Donald Trump’s team has ‘jailbreak’ plan to ensure he doesn’t go to prison for gag order violations

by Jessica

Judge Juan Merchan found Donald Trump in contempt of court on Tuesday for violating the gag order multiple times in his Stormy Daniels hush-money case, Donald Trump’s team has a “jailbreak” strategy ready to ensure he doesn’t go to prison for his gag order violations.

Judge Juan Merchan found the former president in contempt of court on Tuesday for violating the gag order multiple times in his Stormy Daniels hush-money case. Trump was fined $9,000 (£7,100) for ignoring demands to not publicly comment on prosecutors, court staff, prospective jurors, and the judge’s family.

New York state law prevented the judge from giving Trump a steeper penalty as he lamented the £1,000 fine for each violation by saying it will “unfortunately not achieve the desired result”. He went on to add that the court “must therefore consider whether in some instances jail may be a necessary punishment.”

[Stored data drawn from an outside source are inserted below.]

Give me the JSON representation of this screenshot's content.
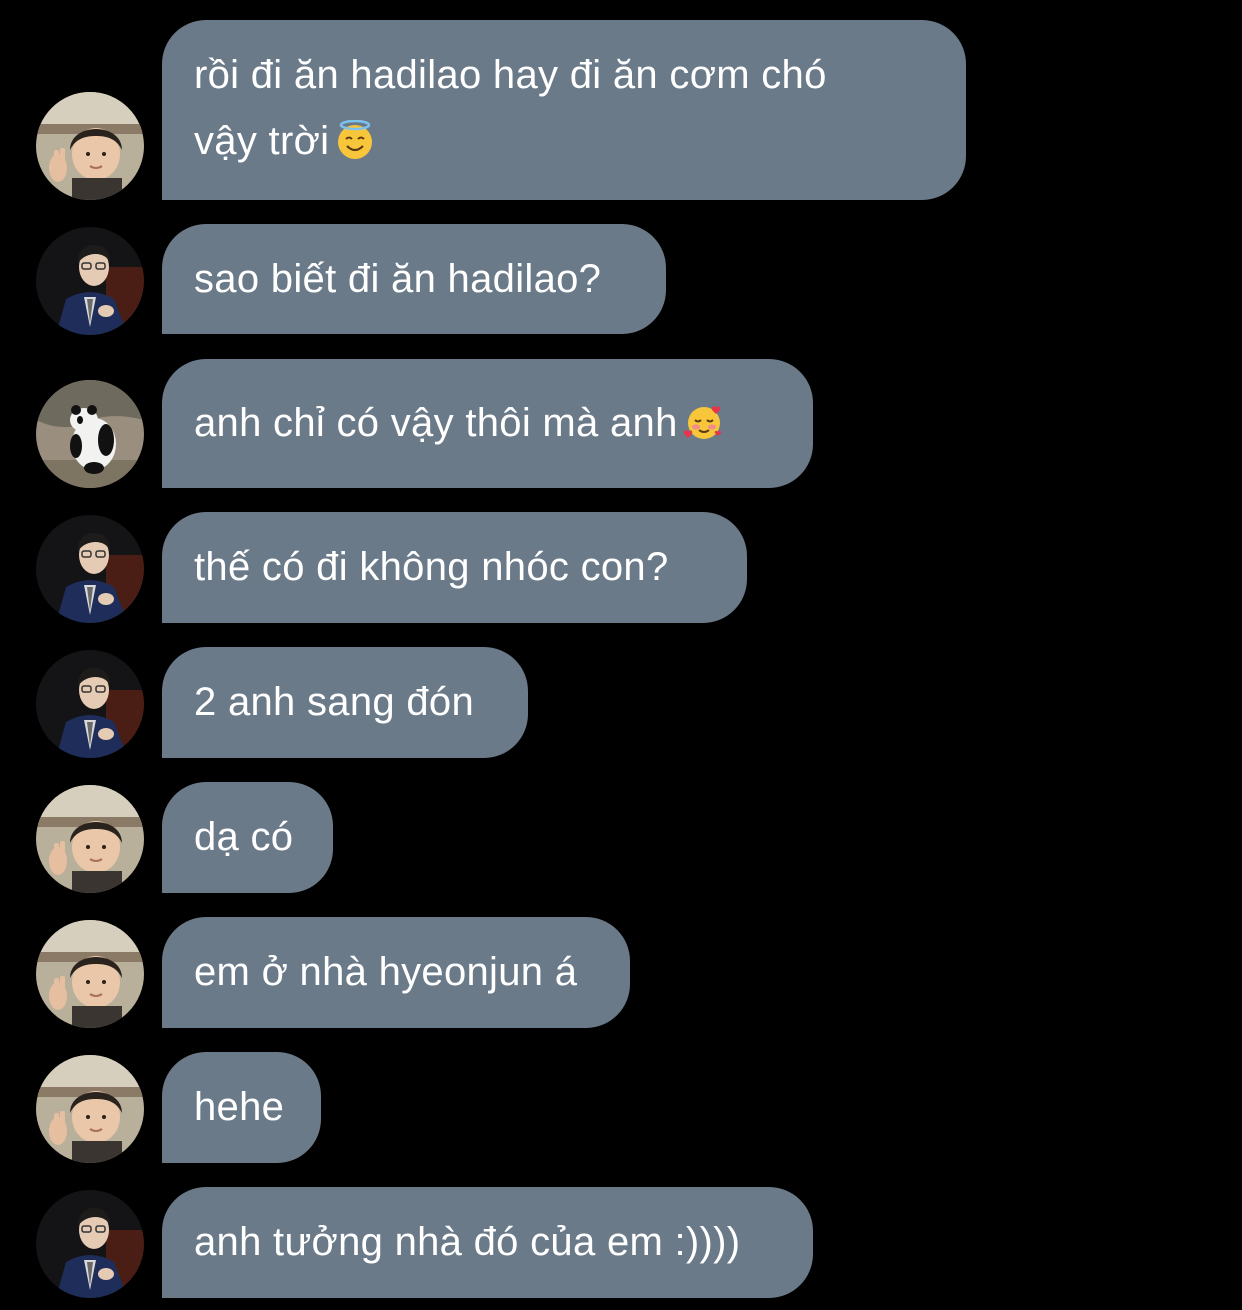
{
  "messages": [
    {
      "sender": "kid-avatar",
      "lines": [
        "rồi đi ăn hadilao hay đi ăn cơm chó",
        "vậy trời"
      ],
      "emoji": "smiling-face-with-halo-icon"
    },
    {
      "sender": "suit-avatar",
      "lines": [
        "sao biết đi ăn hadilao?"
      ],
      "emoji": ""
    },
    {
      "sender": "panda-avatar",
      "lines": [
        "anh chỉ có vậy thôi mà anh"
      ],
      "emoji": "smiling-face-with-hearts-icon"
    },
    {
      "sender": "suit-avatar",
      "lines": [
        "thế có đi không nhóc con?"
      ],
      "emoji": ""
    },
    {
      "sender": "suit-avatar",
      "lines": [
        "2 anh sang đón"
      ],
      "emoji": ""
    },
    {
      "sender": "kid-avatar",
      "lines": [
        "dạ có"
      ],
      "emoji": ""
    },
    {
      "sender": "kid-avatar",
      "lines": [
        "em ở nhà hyeonjun á"
      ],
      "emoji": ""
    },
    {
      "sender": "kid-avatar",
      "lines": [
        "hehe"
      ],
      "emoji": ""
    },
    {
      "sender": "suit-avatar",
      "lines": [
        "anh tưởng nhà đó của em :))))"
      ],
      "emoji": ""
    }
  ],
  "colors": {
    "background": "#000000",
    "bubble": "#6b7a89",
    "text": "#ffffff"
  }
}
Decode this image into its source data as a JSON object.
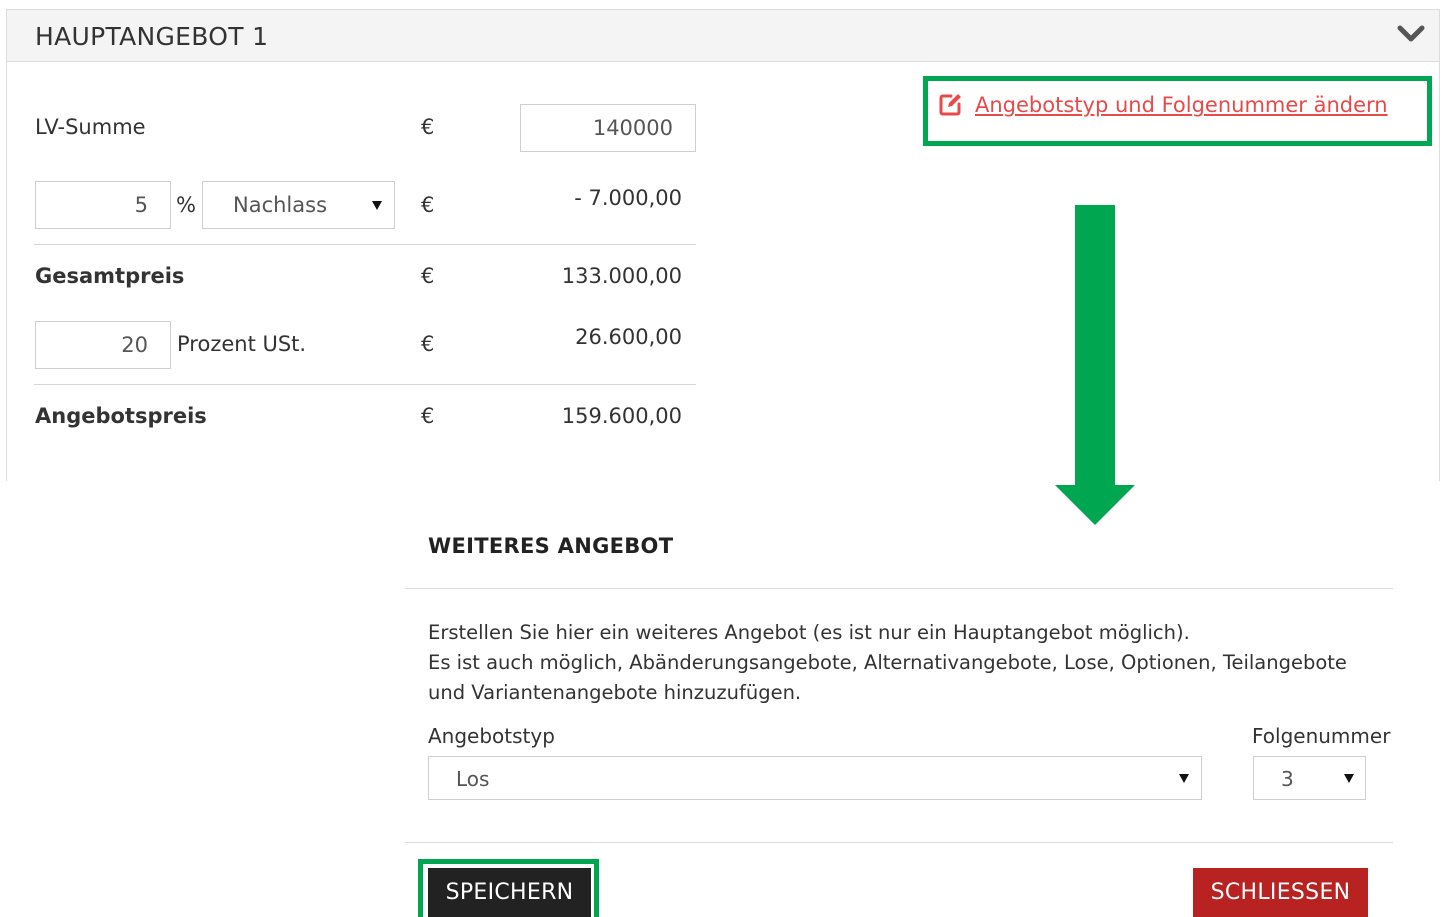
{
  "panel": {
    "title": "HAUPTANGEBOT 1",
    "edit_link": "Angebotstyp und Folgenummer ändern",
    "lv_summe": {
      "label": "LV-Summe",
      "currency": "€",
      "value": "140000"
    },
    "discount": {
      "percent": "5",
      "percent_sign": "%",
      "type": "Nachlass",
      "currency": "€",
      "amount": "- 7.000,00"
    },
    "gesamtpreis": {
      "label": "Gesamtpreis",
      "currency": "€",
      "amount": "133.000,00"
    },
    "vat": {
      "percent": "20",
      "label": "Prozent USt.",
      "currency": "€",
      "amount": "26.600,00"
    },
    "angebotspreis": {
      "label": "Angebotspreis",
      "currency": "€",
      "amount": "159.600,00"
    }
  },
  "modal": {
    "title": "WEITERES ANGEBOT",
    "description_line1": "Erstellen Sie hier ein weiteres Angebot (es ist nur ein Hauptangebot möglich).",
    "description_line2": "Es ist auch möglich, Abänderungsangebote, Alternativangebote, Lose, Optionen, Teilangebote und Variantenangebote hinzuzufügen.",
    "angebotstyp_label": "Angebotstyp",
    "angebotstyp_value": "Los",
    "folgenummer_label": "Folgenummer",
    "folgenummer_value": "3",
    "save_label": "SPEICHERN",
    "close_label": "SCHLIESSEN"
  },
  "colors": {
    "highlight": "#00a650",
    "link": "#e84a4a",
    "close_button": "#b82220",
    "save_button": "#222222"
  },
  "icons": [
    "chevron-down-icon",
    "edit-icon",
    "caret-down-icon",
    "arrow-down-icon"
  ]
}
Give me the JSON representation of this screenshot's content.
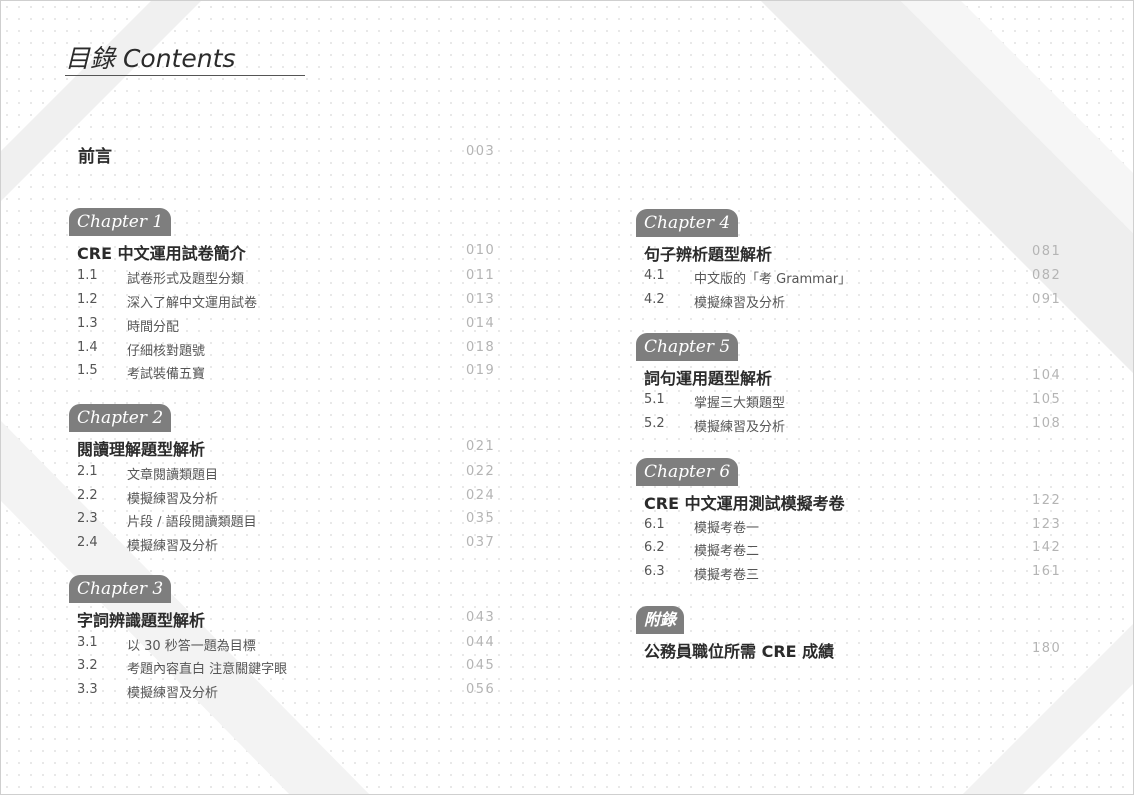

If the former president keeps taking to Truth Social and criticizing witnesses for the prosecution such as his former lawyer Michael Cohen or Stormy Daniels, then Merchan could order Trump to be sent to jail. According to Trump’s team who told Rolling Stone there is a “jailbreak” strategy that would involve rushing to file an emergency writ of habeas corpus that they believe would secure an emergency stay of potential contempt order.

The former president has been briefed that they believe it would be granted before New York authorities had the challenging prospect of getting Trump into a cell when he has an armed Secret Service with him at all times. In addition, Trump wouldn’t have to wear a bright orange jumpsuit during the criminal trial, even if he were remanded, according to one lawyer closer to the former president.

Trump has previously been horrified by the prospect of being made to wear “one of those jumpsuits.” It is unclear if Trump will be remanded even if he continues to ignore the gag order.

“If there’s any evidence of a dual system of justice, it’s the fact that Donald Trump has avoided being held in contempt and remanded to jail in this case, unlike any other criminal defendant who would have been remanded ages ago,” says Bradley Moss, a lawyer specializing in national security and government transparency matters. “The only universe in which I expect a contempt order to implicate prison time, though, is if Donald Trump is convicted at trial and Judge Merchan incorporates that contempt ruling into a sentencing decision.”

Trump has been bragging that Merchan wouldn’t impose any significant punishments for his violations after last month he privately boasted that he could attack the judge’s daughter without fear of being punished after he had tested previous gag orders without any serious consequences. Judge Arthur Engoron, who presided over the former president’s civil fraud trial, had threatened him with jail time.